Inside the transmitter it's a big mess of wires.
Front view of the transmitter. That antenna sure looks suspicious...
I originally used a small rubber ducky antenna with this transmitter and I never had any bigger problems with that during a couple of months of flying. I was planning to do FPV in the near future, however, and wanted to be sure my transmitter could do at least 1 kilometer. So I did what any sensible person does: I designed and built a 10dBi gain Yagi-Uda antenna and hot glued it to the back of the transmitter.
It is very awkward to carry this thing around. Flying with it is no problem though.

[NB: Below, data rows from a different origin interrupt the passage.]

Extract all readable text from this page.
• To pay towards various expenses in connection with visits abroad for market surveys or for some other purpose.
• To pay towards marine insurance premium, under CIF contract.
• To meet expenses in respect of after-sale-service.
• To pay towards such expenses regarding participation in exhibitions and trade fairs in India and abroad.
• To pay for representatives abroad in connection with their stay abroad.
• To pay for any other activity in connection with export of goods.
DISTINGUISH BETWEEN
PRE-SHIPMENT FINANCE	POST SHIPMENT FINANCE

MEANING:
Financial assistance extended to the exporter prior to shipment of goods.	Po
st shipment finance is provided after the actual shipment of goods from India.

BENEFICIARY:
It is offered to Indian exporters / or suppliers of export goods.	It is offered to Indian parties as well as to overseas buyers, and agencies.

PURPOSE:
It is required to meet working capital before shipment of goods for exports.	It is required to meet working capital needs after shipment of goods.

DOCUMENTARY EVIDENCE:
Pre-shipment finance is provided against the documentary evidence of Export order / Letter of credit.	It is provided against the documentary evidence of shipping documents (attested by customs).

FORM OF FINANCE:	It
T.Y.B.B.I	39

Based on RSSI (receive signal strength indicator) data sent in the plane telemetry, the antenna adds around 9 dB to the signal strength (so only 1dB less than what it was designed for), which is surprising considering it is made of scrap brass tubing, a couple of scrap pieces of pine and a lot of hot glue. Also the only sufficiently long piece of 50 ohm coaxial cable I could find in my scrap heap was RG-58, which I would not really consider ideal for the job. Like half of the stuff I do, this was first made as a prototype, which was to be refined later. But like always, this later never came and I was stuck with the prototype. And range wise, I've never run out of range with this thing. A simple extrapolation (with 5% packet loss) from the RSSI and range data of the telemetry would suggest a 6 km range at 100mW transmit power.